LASSO regression is a great tool to have in your data science arsenal if you’re working with big data. It’s computationally efficient and performs variable selection and regression simultaneously. How powerful is that?! In this article, we’ll talk about when you want to use this powerful tool for modeling over multiple linear regression.
1. You want a sparse model.
The first case for using LASSO over multiple linear regression is when you want a sparse model. In practice, a sparse model can take a number of forms. The most ‘classic’ case is that you have a large set of variables, but only a small number of them are truly important. But this isn’t always the case. For example, all of your variables might be important, but within a local region, only a few are necessary. As an example, let’s say you have hyperspectral imaging data where you have wavelengths that are highly correlated with each other. Since they’re so highly correlated, you really only need to select one variable within that highly correlated set. Basically, this one variable acts as a delegate for all the variables it’s highly correlated with. Finally, it could also be that all your variables are important, but only a small number of variables explain the majority of the variation.
LASSO regression works well for sparse models since it’s built around the “bet on sparsity” principle. Essentially, this principle suggests that the “truth” must be sparse if we want to efficiently estimate our parameters.
“Use a procedure that does well in sparse problems, since no procedure does well in dense problems.”Hastie, Tibshirani, & Friedman (2015)
However, some people believe that the ‘truth’ is inherently dense and our models should account for this. It’s definitely a topic for philosophical debate!
2. n << p
When the number of predictor variables is much larger than the number of observations, you’ll want to choose LASSO regression over multiple linear regression. When n << p, this is known as the large p, small n problem. This is very typical of genomic data. With genomic data, each individual has tens of 1,000’s of genes. That means, just to get n equal to p, you’d have to collect thousands of samples. This doesn’t generally happen because that’s fairly expensive and takes a lot of work. That often means you’re left with a large p, small n problem.

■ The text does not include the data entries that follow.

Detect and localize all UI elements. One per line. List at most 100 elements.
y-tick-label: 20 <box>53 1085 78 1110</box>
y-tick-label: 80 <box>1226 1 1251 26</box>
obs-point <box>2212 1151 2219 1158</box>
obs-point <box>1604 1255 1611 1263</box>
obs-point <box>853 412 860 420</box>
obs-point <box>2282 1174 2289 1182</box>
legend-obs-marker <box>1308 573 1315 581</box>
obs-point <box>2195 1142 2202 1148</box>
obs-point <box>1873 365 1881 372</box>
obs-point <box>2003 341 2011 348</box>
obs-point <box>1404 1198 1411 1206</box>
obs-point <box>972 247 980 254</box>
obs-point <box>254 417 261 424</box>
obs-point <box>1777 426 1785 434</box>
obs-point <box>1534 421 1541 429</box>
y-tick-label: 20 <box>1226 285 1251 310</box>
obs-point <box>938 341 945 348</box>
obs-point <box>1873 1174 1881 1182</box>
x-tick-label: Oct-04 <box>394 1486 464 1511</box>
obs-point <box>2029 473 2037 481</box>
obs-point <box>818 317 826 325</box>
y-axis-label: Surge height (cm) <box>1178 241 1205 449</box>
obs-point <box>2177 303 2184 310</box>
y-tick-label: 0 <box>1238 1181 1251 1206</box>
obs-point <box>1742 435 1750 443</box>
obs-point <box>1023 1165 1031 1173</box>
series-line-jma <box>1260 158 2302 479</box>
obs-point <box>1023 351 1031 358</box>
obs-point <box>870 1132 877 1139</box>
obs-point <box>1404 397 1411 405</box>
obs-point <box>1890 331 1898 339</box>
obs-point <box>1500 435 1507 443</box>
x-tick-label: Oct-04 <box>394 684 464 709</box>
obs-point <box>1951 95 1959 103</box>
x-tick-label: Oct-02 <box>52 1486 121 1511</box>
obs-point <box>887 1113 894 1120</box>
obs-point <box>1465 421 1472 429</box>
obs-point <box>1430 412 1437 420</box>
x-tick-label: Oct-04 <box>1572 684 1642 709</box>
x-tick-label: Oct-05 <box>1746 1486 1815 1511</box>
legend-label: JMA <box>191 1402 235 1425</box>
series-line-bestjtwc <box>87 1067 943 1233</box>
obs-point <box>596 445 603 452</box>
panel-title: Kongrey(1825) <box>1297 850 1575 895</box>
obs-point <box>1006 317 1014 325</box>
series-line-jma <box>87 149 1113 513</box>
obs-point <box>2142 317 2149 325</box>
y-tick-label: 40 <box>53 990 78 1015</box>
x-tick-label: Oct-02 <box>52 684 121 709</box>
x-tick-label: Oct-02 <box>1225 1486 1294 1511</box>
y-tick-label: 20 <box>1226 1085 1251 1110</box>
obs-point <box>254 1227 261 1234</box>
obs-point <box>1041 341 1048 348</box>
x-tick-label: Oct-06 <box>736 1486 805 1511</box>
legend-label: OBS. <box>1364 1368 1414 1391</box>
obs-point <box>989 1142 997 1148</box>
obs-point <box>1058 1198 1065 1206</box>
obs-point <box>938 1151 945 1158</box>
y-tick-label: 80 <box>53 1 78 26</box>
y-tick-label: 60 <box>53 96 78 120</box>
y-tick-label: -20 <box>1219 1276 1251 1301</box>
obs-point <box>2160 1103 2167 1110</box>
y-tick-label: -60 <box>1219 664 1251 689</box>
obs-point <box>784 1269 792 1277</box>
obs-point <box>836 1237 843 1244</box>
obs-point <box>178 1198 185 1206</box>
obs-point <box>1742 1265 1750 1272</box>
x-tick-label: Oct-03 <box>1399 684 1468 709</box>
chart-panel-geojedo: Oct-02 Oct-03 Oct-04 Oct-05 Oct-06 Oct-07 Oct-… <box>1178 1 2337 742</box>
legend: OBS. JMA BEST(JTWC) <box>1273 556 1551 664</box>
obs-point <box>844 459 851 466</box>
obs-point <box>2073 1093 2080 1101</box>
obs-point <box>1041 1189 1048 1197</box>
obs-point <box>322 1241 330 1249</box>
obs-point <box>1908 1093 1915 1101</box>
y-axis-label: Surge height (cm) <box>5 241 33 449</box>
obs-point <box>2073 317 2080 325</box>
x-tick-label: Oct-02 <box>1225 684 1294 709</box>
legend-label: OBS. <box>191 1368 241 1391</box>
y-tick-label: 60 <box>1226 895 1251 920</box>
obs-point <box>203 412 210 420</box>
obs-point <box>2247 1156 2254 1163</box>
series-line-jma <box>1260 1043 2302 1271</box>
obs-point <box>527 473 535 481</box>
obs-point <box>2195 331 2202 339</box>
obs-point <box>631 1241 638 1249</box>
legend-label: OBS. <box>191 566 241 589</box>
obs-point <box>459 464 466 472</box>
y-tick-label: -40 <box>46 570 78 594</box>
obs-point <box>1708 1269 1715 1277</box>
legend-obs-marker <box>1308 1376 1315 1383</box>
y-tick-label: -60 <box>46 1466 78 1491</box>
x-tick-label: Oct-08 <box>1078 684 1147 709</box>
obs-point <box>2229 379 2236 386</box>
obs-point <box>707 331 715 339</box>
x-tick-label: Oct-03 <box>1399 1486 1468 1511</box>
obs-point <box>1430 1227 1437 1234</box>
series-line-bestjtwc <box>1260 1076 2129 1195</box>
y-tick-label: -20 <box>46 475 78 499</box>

What’s wrong with n < p? Essentially, if the true model isn’t sparse, we don’t have enough observations for an accurate estimation of our parameters. If n < p, least-squares will break down and we won’t get unique estimates (Hastie, Tibshirani, & Wainwright, 2015). Now, if we assume sparsity, or, if we assume that only a small subset of variables are important, we can use LASSO to shrink many of the coefficients to zero, leaving only the important ones in the large p, small n scenario.
3. You have some multicollinearity.
Finally, LASSO regression is useful when you have some multicollinearity in your model. Multicollinearity means that the predictors variables, also known as independent variables, aren’t so independent. With multiple linear regression, this can cause your coefficients to vary dramatically and throw off the interpretability of your model. Luckily, because of LASSO’s built-in variable selection, it can handle some multicollinearity without sacrificing interpretability. If the collinearity is too high, however, LASSO’s variable selection performance will start to suffer. If there are highly correlated or collinear predictors, it will only select one of them. You’ll know if your collinearity is too high if you get a different set of predictors each time you run LASSO. If you do find that your data has a lot of multicollinearity, try using an elastic net. It’s a hybrid of ridge regression and LASSO regression that works well when multicollinearity is high. Alternatively, you can hack it by simply running LASSO multiple times, keeping track of all the significant predictors for each run.
Multiple linear regression is a great tool for modeling a wide range of data, but it does have its limitations. Fortunately, LASSO regression is an excellent alternative for handling sparse models and big data. I hope you get a chance to try out some LASSO-ing yourself! Happy modeling!
Hastie, T.J., Tibshirani, R.J., and Friedman, J.H. (2001). The Elements of Statistical Learning: Data Mining, Inference and Prediction. Springer, New York.
Hastie, T.J., Tibshirani, R.J., and Wainright, M. (2015). Statistical Learning with Sparsity. CRC Press, Boca Raton, FL.